Methodology
Where the information comes from.
We're a medication safety site, and you should be able to trace any clinical claim we make back to a regulator, a guideline, or a peer-reviewed paper. This page lays out exactly what we use and how.
Source hierarchy
We rank sources by how directly they speak to safety and how they were produced:
Tier 1 — Medicines regulators
- TGA (Therapeutic Goods Administration, Australia) — scheduling, product information, safety advisories.
- FDA (United States) — approval data, drug labels, boxed warnings, MedWatch advisories.
- MHRA (United Kingdom) — Drug Safety Updates, licensing data.
- EMA (European Medicines Agency) — central authorisations, safety reviews.
These are our default reference for what a medication is, how it's classified, and what the regulator says about its safe use.
Tier 2 — National clinical guidelines
- NICE (UK) — guidelines on prescribing, pain, mental health, chronic conditions.
- RACGP (Royal Australian College of General Practitioners) — primary care guidance.
- Therapeutic Guidelines Australia — Australian prescribing standards.
- BPAC NZ — practical prescribing guidance.
- CDC (US) — clinical guidelines, including the CDC Opioid Prescribing Guideline.
- Faculty of Pain Medicine (UK/AU) — opioid stewardship, chronic pain.
- PBS Schedule (Australia) — subsidy and prescribing context.
Used when we explain "what should happen" — recommendations, monitoring, duration limits, contraindications.
Tier 3 — Authoritative drug databases
- Australian Medicines Handbook (AMH)
- MIMS (Australia)
- British National Formulary (BNF)
- Micromedex
Used for detailed pharmacology, dose ranges, and interaction tables when a regulator/guideline is insufficient.
Tier 4 — Peer-reviewed primary literature
For specific clinical claims (e.g. a particular interaction mechanism, a recent safety signal) where higher tiers are silent. We prefer systematic reviews and meta-analyses; we cite the individual paper.
What we don't use as a source
- AI model output. AI helps draft language; it doesn't decide what's true. A claim must trace to a human-authored source above.
- Wikipedia. Useful for orientation, never as a citation.
- Pharmaceutical manufacturer marketing. We use a regulator's product information document, not the manufacturer's promotional material.
- Lay forums and social media. Real patient experiences are valuable but are not clinical evidence.
How we use AI
AI assists with drafting, summarising, and structuring content. Specifically:
- Drafting prose from sourced clinical points, in plain language.
- Suggesting structure (headings, FAQs, what to cover).
- Tightening language for readability without changing clinical meaning.
- Powering interactive tools (e.g. our drug interaction checker) with responses constrained to vetted source material.
AI does not:
- Decide whether a clinical claim is correct.
- Set dosing, recommend medication, or classify severity without human review.
- Sign off on a published page. Every reviewed page is approved by a named pharmacist.
For more detail, see AI safety and limitations.
Geographic scope
We cover medications across multiple jurisdictions — primarily Australia, the United States, and the United Kingdom. Where a medication has different scheduling, names, or guidance in different countries, we say so. We never substitute one country's regulator for another.
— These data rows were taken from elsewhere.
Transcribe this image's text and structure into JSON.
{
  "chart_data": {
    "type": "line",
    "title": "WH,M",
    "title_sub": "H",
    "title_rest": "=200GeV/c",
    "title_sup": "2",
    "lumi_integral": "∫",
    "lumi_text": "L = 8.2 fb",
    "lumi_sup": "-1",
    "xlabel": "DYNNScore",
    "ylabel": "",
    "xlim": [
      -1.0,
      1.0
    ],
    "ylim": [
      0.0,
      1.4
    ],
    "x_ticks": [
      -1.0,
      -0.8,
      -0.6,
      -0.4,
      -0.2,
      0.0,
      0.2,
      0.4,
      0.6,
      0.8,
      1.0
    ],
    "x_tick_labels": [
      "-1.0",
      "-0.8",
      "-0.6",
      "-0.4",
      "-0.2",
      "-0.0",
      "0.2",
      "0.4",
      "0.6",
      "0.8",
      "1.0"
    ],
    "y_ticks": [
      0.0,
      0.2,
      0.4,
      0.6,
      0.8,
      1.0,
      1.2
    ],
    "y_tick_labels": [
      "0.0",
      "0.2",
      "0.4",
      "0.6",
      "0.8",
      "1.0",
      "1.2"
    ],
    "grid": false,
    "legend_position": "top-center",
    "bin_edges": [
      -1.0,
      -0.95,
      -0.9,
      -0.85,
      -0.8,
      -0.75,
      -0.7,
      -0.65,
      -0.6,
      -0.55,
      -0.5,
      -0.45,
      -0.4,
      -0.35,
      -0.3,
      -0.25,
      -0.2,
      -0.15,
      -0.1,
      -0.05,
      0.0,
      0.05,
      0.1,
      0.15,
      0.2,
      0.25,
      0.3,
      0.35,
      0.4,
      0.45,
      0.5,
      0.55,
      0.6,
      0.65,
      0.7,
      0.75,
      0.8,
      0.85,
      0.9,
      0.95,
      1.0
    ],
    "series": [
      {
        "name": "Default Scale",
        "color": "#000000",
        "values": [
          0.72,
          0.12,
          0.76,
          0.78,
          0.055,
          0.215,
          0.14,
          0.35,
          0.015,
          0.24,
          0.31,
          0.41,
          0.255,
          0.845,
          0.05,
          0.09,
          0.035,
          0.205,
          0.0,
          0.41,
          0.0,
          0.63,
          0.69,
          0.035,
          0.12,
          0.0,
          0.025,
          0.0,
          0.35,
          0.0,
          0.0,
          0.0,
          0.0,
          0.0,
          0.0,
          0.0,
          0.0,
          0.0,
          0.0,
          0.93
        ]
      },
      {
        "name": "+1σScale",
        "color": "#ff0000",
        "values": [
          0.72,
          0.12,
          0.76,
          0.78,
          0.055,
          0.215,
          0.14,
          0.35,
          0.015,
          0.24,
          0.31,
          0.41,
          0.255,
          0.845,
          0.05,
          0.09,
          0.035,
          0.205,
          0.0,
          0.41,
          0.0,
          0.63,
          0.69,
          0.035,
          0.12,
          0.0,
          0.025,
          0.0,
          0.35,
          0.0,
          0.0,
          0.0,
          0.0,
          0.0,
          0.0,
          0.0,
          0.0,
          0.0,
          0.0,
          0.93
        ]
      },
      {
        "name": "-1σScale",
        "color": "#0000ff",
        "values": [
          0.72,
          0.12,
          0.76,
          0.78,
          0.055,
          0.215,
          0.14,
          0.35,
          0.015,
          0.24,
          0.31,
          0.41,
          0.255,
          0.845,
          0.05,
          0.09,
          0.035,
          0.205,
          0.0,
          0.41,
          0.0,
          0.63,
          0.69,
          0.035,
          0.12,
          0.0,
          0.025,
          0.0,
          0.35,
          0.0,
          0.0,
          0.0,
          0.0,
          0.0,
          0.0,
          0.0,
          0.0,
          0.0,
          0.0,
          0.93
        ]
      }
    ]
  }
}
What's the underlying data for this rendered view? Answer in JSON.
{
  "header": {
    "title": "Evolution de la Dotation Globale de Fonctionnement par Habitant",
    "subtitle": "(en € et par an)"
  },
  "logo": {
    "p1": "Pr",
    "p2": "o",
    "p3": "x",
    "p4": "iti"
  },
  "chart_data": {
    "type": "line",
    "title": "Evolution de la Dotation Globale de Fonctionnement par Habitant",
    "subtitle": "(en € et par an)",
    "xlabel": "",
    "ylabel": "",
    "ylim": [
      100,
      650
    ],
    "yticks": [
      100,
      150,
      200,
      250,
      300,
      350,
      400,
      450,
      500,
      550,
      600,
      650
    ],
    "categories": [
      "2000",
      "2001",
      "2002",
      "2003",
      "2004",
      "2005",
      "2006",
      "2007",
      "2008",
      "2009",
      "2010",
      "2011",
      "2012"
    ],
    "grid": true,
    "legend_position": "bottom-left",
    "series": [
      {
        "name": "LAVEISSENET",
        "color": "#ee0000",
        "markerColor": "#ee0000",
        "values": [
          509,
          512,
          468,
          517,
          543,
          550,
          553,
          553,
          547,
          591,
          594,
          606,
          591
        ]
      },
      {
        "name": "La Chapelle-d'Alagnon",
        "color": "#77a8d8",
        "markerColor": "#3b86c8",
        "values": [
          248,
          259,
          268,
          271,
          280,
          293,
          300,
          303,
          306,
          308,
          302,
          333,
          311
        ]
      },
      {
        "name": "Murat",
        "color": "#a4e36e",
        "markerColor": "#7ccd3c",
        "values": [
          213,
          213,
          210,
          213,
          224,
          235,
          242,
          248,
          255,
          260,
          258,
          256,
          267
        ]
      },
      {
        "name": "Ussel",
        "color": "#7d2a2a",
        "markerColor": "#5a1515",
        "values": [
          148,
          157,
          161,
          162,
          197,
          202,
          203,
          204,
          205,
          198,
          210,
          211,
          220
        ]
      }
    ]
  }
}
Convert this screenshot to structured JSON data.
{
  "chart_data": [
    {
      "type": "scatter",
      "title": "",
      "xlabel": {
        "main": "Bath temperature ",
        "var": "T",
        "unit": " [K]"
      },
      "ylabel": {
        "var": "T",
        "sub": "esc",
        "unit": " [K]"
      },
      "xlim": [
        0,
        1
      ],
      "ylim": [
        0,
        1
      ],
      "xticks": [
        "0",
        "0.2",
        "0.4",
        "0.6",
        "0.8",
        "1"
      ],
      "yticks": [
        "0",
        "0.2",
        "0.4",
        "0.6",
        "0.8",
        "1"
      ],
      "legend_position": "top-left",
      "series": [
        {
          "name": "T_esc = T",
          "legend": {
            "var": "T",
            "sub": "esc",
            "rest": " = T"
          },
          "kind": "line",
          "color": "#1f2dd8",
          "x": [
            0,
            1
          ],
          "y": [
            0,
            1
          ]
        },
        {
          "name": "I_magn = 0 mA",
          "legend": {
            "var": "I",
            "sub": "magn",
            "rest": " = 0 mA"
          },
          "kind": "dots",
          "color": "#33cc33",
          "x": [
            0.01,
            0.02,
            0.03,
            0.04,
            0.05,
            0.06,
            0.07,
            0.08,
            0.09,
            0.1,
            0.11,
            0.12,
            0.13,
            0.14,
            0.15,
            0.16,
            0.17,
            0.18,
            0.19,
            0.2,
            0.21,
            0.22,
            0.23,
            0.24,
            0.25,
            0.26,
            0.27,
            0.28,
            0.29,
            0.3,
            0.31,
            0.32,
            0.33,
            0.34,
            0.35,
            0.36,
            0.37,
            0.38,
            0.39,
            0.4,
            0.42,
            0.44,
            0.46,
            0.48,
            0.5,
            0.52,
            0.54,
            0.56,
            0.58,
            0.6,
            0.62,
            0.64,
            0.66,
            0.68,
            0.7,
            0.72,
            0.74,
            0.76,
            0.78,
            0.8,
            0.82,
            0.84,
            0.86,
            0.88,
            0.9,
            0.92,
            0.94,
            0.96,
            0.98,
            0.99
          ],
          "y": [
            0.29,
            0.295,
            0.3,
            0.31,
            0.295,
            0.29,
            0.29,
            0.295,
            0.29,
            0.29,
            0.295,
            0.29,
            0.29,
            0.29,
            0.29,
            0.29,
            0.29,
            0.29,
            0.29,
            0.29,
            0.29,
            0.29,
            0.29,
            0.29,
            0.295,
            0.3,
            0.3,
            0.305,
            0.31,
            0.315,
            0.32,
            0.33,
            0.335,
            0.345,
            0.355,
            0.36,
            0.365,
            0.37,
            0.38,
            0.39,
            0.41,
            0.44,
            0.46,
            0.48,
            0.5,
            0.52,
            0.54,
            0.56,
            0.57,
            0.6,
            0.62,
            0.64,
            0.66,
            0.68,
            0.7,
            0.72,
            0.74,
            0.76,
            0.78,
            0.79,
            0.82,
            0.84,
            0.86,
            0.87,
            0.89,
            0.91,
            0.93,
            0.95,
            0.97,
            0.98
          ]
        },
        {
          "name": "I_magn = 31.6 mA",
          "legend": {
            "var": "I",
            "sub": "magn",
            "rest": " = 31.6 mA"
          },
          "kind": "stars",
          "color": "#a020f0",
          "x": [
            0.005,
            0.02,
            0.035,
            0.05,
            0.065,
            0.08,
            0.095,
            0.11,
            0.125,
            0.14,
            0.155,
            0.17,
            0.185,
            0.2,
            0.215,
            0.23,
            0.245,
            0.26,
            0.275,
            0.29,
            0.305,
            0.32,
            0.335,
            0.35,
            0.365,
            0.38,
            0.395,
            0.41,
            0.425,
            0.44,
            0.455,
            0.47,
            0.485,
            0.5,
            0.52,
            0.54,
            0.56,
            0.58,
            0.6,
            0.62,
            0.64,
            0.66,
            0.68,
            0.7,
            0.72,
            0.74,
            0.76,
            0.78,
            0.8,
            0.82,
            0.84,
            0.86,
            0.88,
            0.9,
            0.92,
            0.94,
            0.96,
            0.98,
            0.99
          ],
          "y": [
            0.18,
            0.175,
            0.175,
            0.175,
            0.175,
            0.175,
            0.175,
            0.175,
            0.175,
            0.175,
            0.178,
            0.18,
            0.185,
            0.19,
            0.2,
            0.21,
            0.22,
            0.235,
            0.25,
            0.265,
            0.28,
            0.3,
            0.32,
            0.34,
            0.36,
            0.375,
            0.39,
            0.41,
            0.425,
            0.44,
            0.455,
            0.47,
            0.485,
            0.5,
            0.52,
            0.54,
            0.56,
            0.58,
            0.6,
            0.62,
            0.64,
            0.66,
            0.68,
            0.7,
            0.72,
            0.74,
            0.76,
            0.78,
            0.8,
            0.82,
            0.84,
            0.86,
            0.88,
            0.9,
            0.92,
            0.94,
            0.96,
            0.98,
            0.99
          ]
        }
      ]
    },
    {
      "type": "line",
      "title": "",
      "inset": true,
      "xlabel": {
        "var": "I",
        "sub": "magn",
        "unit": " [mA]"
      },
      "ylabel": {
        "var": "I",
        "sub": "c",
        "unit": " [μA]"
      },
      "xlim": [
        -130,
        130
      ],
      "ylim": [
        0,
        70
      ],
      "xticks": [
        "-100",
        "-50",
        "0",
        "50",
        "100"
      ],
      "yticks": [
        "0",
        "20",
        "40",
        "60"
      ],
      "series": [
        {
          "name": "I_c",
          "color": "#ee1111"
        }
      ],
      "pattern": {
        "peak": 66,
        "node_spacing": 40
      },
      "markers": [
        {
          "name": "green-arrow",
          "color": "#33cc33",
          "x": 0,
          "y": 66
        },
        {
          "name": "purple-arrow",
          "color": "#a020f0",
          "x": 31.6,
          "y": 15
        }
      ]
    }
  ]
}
If you're reading about a medication from outside the country where you live or are prescribed, check the section for your jurisdiction — and please confirm details with your pharmacist or prescriber locally.
Update cadence
- Regulator safety advisories — incorporated within 2 working days of publication for medicines we cover.
- Reviewed pages — re-reviewed at least every 12 months.
- Reviewed pages with new safety signals — re-reviewed promptly when a regulator publishes new advice.
- Unreviewed structured pages — refreshed from regulator data periodically; carry no "Reviewed by" badge until a pharmacist signs off.
Limitations
Regulatory information and clinical guidelines change. We do our best to keep up, but a page you read today might already be slightly out of date by the time a regulator publishes new guidance tomorrow. If you're making a decision that matters — starting a new medication, stopping one, combining two — please confirm with your prescriber or pharmacist directly.